Adapun, kenaikan Pajak Pertambahan Nilai (PPN) menjadi sebesar 12% berlaku 1 Januari 2025 termuat dalam Undang-Undang (UU) Nomor 7 Tahun 2021 atau UU tentang Harmonisasi Peraturan Perpajakan (HPP).

Pemerintah sendiri sudah memastikan PPN bakal tetap naik di tahun 2025 sesuai amanat UU HPP. Bahkan, pemerintah juga memberikan serangkaian paket insentif dan stimulus buat menjaga daya beli masyarakat secara sementara. Namun, hal itu tak menyurutkan suara-suara yang meminta membatalkan aturan kenaikan PPN.

Direktur Hukum Center of Economic and Law Studies (Celios) Mhd Zakiul Fikri mengatakan pemerintah seharusnya bisa mengevaluasi kenaikan PPN di tengah banjir penolakan yang terjadi. Dia pun mengungkapkan opsi-opsi yang bisa dilakukan untuk menyesuaikan tarif PPN jadi lebih rendah. Pertama, pada bab IV UU HPP disebutkan ada perubahan pasal 7 ayat 3 di UU PPN yang menyebutkan PPN bisa diubah menjadi 5% atau menaikkan hingga maksimum 15%.

Namun, Zakiul menilai opsi yang tertuang pada Pasal 7 ayat 3 tetap bisa menimbulkan kekacauan hukum atau rechtsverwarring akibat aturan pada ayat tersebut ambigu dan tidak jelas mengenai barometer untuk menentukan 5% hingga 15%.

Selain itu, pelaksanaan norma Pasal 7 ayat 3 harus dilakukan bersama dengan Dewan Perwakilan Rakyat Republik Indonesia sesuai ketentuan dari pasal 7 ayat 4. Yang jadi masalah, berurusan dengan DPR dapat memakan proses yang panjang, lama, dan rumit, sedangkan jangka waktu untuk menuju Januari 2025 tinggal sisa hitungan hari saja.

“Menurunkan angka PPN atau menunda saja berlakunya kenaikan PPN mustahil terjadi, sebab mereka pasti akan fokus untuk menjalankan perintah dari Pasal 7 ayat 1, dalih yang terus diumbar di berbagai media,” tulis Zakiul dalam keterangannya, Rabu (25/12/2024).

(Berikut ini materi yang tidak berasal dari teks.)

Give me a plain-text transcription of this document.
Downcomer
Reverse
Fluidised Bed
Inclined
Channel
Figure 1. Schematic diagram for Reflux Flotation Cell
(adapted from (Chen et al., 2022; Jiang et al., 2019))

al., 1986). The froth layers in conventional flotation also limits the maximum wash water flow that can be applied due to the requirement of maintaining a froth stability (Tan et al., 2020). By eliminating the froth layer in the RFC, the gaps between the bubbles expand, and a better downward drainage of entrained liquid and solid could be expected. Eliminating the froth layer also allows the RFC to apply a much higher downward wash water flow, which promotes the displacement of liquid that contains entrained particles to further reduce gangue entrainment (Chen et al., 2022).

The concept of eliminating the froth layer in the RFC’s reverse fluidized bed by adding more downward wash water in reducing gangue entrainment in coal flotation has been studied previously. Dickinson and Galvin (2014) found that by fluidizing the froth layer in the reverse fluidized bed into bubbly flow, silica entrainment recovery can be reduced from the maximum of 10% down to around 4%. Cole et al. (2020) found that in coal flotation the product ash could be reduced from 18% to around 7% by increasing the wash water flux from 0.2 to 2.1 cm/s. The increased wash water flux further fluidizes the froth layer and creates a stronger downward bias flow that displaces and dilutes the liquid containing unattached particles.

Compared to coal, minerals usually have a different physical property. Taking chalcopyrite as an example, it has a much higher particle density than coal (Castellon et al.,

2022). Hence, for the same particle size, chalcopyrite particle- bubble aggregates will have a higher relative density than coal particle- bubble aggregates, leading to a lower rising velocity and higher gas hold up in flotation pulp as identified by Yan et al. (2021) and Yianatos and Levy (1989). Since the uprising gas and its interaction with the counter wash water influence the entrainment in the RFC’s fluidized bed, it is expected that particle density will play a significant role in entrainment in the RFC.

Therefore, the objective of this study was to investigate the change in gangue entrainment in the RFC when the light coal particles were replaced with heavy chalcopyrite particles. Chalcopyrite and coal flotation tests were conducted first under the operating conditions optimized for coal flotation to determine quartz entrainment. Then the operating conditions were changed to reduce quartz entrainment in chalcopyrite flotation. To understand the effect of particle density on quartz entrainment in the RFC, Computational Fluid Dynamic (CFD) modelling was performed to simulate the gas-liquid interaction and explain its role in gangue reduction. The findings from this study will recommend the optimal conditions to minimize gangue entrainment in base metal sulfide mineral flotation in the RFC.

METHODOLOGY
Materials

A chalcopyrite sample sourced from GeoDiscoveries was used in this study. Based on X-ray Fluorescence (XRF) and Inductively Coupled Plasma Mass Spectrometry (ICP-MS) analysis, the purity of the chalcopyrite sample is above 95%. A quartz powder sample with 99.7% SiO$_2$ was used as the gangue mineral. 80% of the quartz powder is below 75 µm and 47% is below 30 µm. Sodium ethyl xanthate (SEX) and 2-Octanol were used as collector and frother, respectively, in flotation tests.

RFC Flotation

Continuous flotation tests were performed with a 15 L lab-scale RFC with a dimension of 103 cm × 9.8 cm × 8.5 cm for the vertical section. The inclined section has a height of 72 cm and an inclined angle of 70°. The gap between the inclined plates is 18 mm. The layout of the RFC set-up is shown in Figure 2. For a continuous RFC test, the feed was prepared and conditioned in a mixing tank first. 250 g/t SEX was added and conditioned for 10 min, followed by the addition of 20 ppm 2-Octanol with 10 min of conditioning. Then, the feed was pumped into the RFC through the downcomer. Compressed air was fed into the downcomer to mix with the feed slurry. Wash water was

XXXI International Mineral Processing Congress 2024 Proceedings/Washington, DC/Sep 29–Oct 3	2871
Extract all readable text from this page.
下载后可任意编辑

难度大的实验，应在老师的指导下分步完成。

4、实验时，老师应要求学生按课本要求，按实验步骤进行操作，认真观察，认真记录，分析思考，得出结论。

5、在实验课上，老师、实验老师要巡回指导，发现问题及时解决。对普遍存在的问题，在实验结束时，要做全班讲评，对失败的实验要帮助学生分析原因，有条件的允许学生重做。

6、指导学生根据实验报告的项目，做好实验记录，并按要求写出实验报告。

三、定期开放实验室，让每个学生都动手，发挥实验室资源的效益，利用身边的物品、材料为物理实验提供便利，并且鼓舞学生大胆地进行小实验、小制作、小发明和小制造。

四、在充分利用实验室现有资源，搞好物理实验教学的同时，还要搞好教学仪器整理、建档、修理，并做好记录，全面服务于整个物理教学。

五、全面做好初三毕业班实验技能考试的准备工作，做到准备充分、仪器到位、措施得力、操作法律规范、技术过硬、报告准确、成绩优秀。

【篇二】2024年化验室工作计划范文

Oleh sebab itu, Zakiul mengusulkan agar Presiden Prabowo Subianto mendorong inisiasi Peraturan Pemerintah Pengganti Undang-Undang (Perppu) terhadap perintah kenaikan PPN dalam UU HPP. Toh, dia menilai selama ini keberadaan Perppu dalam politik regulasi Indonesia selama 10 tahun terakhir bukan merupakan hal yang langka.

“Semasa pemerintahan Presiden sebelumnya, 8 jenis Perppu dengan berbagai alasan mendesak yang berbeda telah diterbitkan,” ujar Zakiul.

Salah satunya adalah Perppu No. 1 Tahun 2017 tentang Kepentingan Pajak. Perppu ini lahir untuk mengakomodasi rencana tax amnesty atau pengampunan pajak yang lebih banyak dinikmati oleh orang kaya, bahkan pengemplang pajak. Beleid itu diterbitkan oleh Presiden ke-7 Joko Widodo (Jokowi).

Bila Jokowi berani menerbitkan Perppu untuk mengakomodir kebutuhan orang kaya, Zakiul menilai ini saatnya Prabowo melakukan hal sebaliknya. Prabowo bisa menerbitkan Perppu yang dapat mengakomodir kebutuhan masyarakat secara luas, khususnya kalangan menengah dan miskin yang terdampak kenaikan PPN.

“Maka ini saatnya Prabowo meninggalkan bayang-bayang Jokowi, dengan menerbitkan Perppu membatalkan kenaikan PPN 12% di UUHPP dan saatnya berpihak pada masyarakat menengah bawah yang tengah dihimpit berbagai kesulitan ekonomi,” sebut Zakiul.

Zakiul menilai setidaknya ada tiga alasan mengapa Perppu pembatalan kenaikan PPN 12% harus dikeluarkan. Pertama, norma kenaikan PPN menimbulkan masalah hukum yang mendesak untuk diselesaikan. Masalah hukum itu mulai dari inflasi atau naiknya harga barang jasa, merosotnya kemampuan konsumsi rumah tangga kelas menengah ke bawah, meningkatnya angka pengangguran, tertekannya UMKM, industri manufaktur dan potensi menambah jumlah rakyat miskin di Indonesia.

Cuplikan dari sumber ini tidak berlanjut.